In spite of the advantages, however, a growing body of independent work shows that all biometrics systems are vulnerable to subversion, either evasion in the case of surveillance or, as is the interest in this thesis, spoofing in the case of authentication. Surprisingly, there is only a small (but growing) body of work to develop countermeasures which can offer some protection from spoofing attacks.
This thesis presents some of the first solutions to this problem in the case of automatic speaker verification (ASV) systems.

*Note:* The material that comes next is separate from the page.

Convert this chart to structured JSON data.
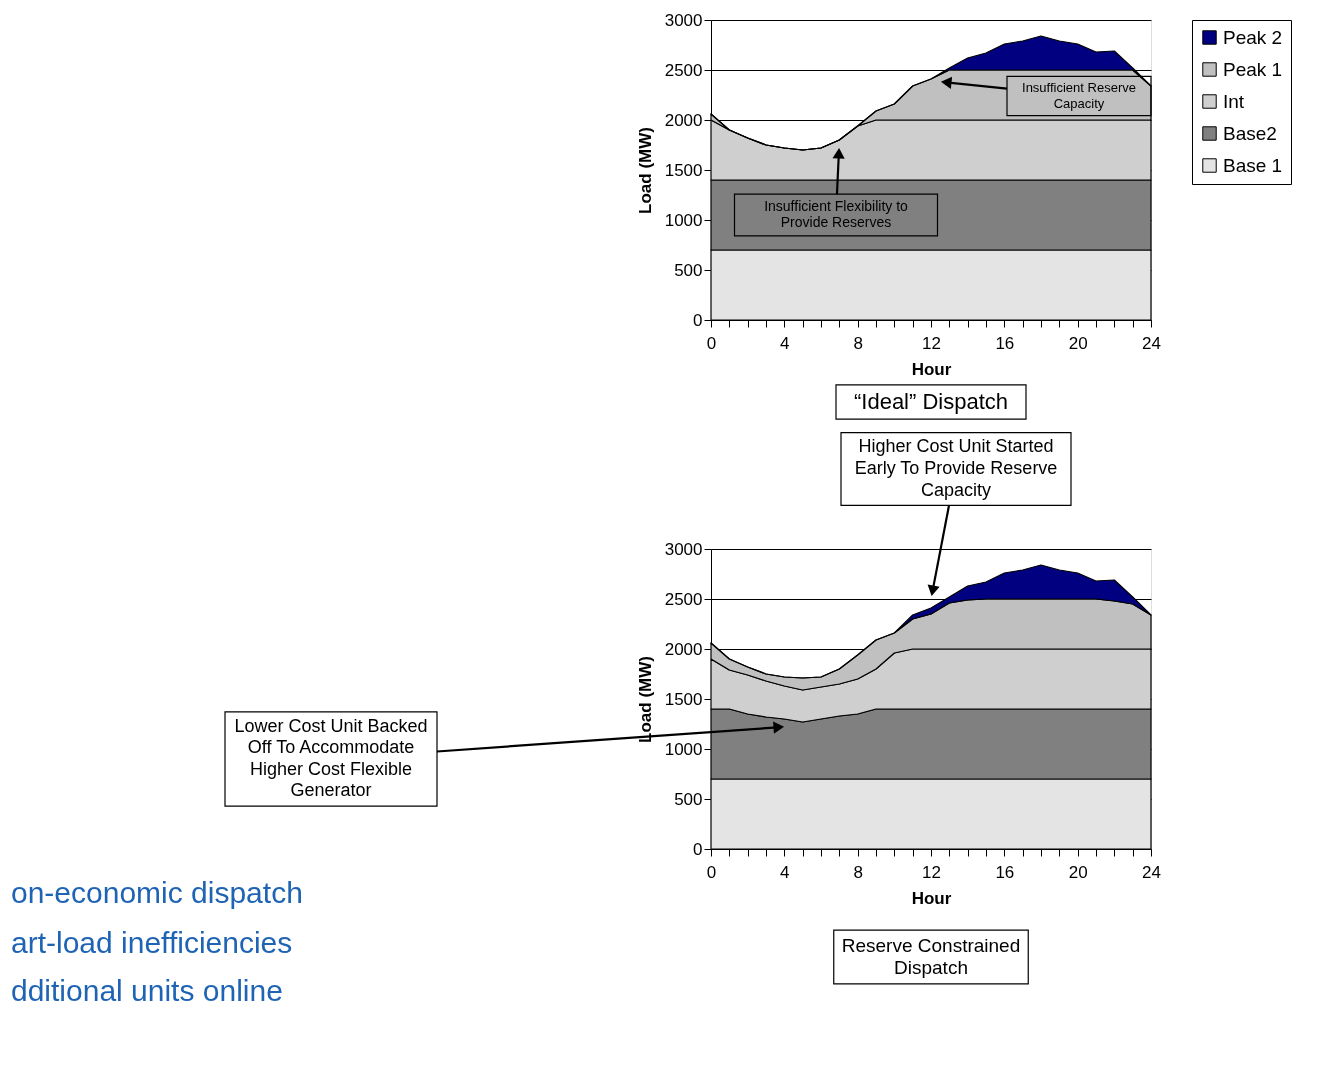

First, the thesis reports an analysis of potential vulnerabilities and introduces an approach to evaluate ASV system performance in the face of spoofing. It presents the first comparison of established attacks (e.g.\ voice conversion and speech synthesis) and introduces a new threat in the form of non-speech signals (e.g.\ artificial signals). Also considered in the difference between spoofing attacks in terms of the effort required for their successful implementation. The thesis reports assessments with a number of ASV systems, from the standard GMM-UBM approach to the state-of-the-art i-vector scheme with PLDA post-processing. Experimental results show that all systems are vulnerable to spoofing. Voice conversion is the most effective attack and provokes increases in false acceptance rates to over 70%.
Second, the thesis presents three new spoofing countermeasures and their integration with state-of-the-art ASV systems. The first countermeasure is based on the detection of repetitive pattern which is effective in detecting artificial signals. The second is based on the analysis of feature dynamics which is effective in detecting converted voices. Like all competing approaches, both of these countermeasures make inappropriate use of prior knowledge. The third countermeasure therefore introduces for the first time the notion of generalized countermeasures, here implemented with one-class classifiers as a solution to outlier detection (unseen attacks). It exploits local binary pattern (LBP) analysis of speech spectrograms for feature extraction and one-class support vector machine (SVM) classifiers. The generalised countermeasure, and therefore the most practically useful, achieves equal error rates (EER) of 5%, 0.1% and 0% in the detection of voice conversion, speech synthesis and artificial signal spoofing attacks respectively.